While most of these crafts have been made for generations, the profile of many of the craftsmen has changed. Until 1948, most silversmiths were Jews. After the establishment of Israel, many of these Jews emigrated from Yemen. However, the craftsmen today will eagerly recount the history of how Muslims came to practice these ancient crafts. According to the story they tell, Imam Ahmed, the leader of Yemen at the time of Israel’s establishment, forced some skilled Jewish tradesmen to stay in Yemen an additional decade to teach the non-Jewish Yemenis their crafts. Now, these Yemenis continue to impart the trade to succeeding generations, and the crafts live on.
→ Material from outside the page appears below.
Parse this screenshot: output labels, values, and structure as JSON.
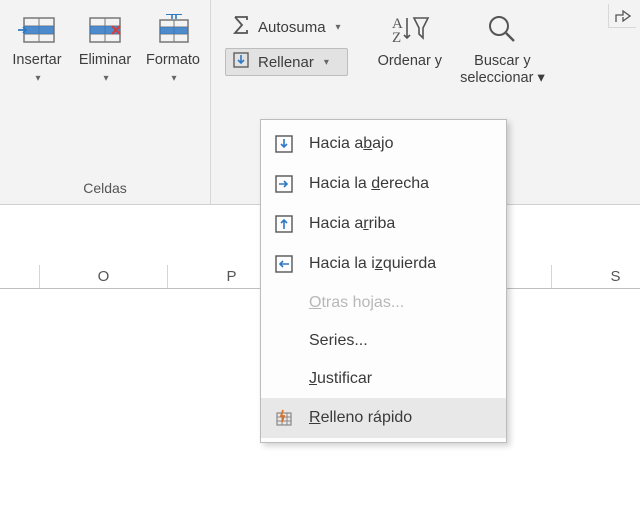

The old Jewish designs continue to be replicated by craftsmen in Yemen today. For example, the two most popular jambiya styles today are the badichi and the bowsani. These designs were developed years ago by two Jewish craftsmen, named al-Badichi and al-Bowsani, respectively. The beaded amber necklaces displayed in the shops today are also based on ancient Jewish designs. Additionally, some pieces made by the original Jewish craftsmen are available at the shops.
There are workshops in the larger silver shops that teach young men these crafts. One such silver workshop lies on the third floor of Ali Baba Jewelry, one of the largest shops in the Old City. In this workshop, young Yemeni men with furrowed brows stand crouched, with tools, over silver wire. Through apprenticeships at shops like Ali Baba, the skills needed to be a silversmith are imparted to future generations. These students learn the ancient skills and designs needed to make the breathtaking handicrafts.
Although the majority of silversmiths are now Muslim, some of the Jews remaining in Yemen still work with silver. Craftsmen in the Old City blithely refer to their labor as “Amal Yehudi,” or Jewish work, because of its history and because it requires patience and persistence, qualities traditionally associated with Yemen’s Jews.